Likewise, Medicare Part B can cover some medical and home health equipment so long as you can demonstrate a need for it. But you may also need to pay a percentage (usually 20%) of the cost in some cases. This equipment may include the following:
- Other medical equipment
Finding a Medicare-Certified Home Health Agency
Your primary care physician or referring healthcare provider can provide valuable guidance on home health care needs and may recommend specific Medicare-certified agencies in your area. They can also help determine if you meet the eligibility criteria for Medicare-covered home health services.
Ensure that your home health agency is Medicare-certified and appropriately licensed in your state. Medicare certification is a baseline requirement, but state licensure ensures compliance with state-specific regulations. Contact the agencies you’re considering and schedule interviews or consultations.
During these interactions, ask questions about their services, staff qualifications, and experience in providing care for your specific condition. Inquire about their availability, scheduling, and emergency response procedures.
Also, look for patient reviews and testimonials online or request references from the agency. Feedback from previous clients can provide valuable insights into the agency’s quality of care and customer satisfaction.
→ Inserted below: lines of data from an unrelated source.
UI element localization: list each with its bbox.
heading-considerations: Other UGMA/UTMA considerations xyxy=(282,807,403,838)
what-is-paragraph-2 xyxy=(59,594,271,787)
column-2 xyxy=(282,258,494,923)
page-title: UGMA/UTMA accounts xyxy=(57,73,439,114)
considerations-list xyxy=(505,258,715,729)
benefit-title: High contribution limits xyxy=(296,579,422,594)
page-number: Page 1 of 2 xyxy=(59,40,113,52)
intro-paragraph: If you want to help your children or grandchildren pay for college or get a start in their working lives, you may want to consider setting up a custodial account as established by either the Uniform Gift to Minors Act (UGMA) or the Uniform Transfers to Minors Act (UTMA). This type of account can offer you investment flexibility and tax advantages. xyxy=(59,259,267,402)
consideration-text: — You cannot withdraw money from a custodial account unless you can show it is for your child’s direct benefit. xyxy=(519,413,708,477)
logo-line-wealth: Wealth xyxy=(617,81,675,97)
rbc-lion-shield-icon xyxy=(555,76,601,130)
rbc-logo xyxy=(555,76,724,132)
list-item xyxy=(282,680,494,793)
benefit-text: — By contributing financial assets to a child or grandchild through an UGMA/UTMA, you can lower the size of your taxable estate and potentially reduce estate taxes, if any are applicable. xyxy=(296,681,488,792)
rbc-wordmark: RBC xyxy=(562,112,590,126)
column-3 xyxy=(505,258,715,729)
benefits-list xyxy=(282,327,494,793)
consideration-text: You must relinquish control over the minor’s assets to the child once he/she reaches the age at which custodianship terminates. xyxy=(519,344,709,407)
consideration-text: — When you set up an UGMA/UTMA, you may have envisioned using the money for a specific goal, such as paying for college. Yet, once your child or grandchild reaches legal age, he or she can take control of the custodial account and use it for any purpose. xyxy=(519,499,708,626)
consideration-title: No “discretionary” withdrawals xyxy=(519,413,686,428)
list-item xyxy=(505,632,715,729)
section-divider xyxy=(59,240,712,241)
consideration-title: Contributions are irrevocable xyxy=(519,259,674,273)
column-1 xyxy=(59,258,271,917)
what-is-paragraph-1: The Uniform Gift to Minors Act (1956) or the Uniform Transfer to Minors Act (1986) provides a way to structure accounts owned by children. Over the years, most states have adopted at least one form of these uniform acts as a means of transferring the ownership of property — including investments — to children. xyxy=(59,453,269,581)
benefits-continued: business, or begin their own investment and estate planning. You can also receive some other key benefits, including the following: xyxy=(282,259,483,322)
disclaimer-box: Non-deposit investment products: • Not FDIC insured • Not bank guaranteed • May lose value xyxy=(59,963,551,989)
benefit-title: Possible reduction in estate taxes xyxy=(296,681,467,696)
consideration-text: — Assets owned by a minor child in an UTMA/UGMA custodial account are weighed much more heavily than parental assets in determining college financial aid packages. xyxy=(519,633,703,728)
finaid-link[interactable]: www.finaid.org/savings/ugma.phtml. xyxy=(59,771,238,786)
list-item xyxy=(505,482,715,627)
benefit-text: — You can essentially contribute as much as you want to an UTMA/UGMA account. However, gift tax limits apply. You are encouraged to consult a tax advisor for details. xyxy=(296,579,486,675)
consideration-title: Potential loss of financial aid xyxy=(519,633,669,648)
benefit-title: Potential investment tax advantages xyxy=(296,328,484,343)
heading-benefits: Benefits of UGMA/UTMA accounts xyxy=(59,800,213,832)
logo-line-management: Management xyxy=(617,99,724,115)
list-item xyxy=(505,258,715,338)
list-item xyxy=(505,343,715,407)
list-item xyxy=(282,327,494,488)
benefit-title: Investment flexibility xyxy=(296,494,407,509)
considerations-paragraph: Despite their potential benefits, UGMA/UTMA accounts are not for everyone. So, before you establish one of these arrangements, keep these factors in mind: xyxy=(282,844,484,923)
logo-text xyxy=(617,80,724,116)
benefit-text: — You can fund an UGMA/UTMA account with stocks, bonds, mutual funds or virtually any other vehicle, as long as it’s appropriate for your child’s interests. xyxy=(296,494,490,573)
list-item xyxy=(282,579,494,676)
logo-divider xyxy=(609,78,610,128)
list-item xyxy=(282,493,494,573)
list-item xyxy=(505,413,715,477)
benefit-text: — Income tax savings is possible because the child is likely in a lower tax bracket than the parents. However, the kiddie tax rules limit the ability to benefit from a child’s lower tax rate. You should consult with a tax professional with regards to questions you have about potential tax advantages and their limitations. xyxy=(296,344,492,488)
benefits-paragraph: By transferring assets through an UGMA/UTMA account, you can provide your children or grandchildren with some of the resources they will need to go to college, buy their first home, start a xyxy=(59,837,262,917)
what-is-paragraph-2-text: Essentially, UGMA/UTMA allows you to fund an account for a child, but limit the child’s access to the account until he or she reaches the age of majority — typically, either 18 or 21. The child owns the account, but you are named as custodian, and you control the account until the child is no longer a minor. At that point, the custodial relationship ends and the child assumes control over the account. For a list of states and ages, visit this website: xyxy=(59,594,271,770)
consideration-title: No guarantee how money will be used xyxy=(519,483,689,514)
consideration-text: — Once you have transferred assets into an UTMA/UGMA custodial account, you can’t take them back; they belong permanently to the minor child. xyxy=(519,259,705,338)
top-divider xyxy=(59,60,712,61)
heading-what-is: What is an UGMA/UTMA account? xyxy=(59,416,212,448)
Choose an agency with a convenient location that can provide services within your geographical area. Verify their availability to accommodate your scheduling needs.
Finally, clarify payment options, insurance coverage, and any out-of-pocket expenses associated with the agency’s services. Understanding the financial aspect of home health care is crucial for planning and budgeting.
How to Apply for Medicare-Covered Home Health Care
Applying for Medicare-covered home health care involves collaboration between you, your healthcare provider, and the home health agency. Talk to your healthcare provider and ensure you can choose a home health care agency.
Your doctor will explain what your Medicare plan might cover and if in-home health care might be the best option for your needs. Listening to your doctor and researching what Medicare covers will help you make the best decision.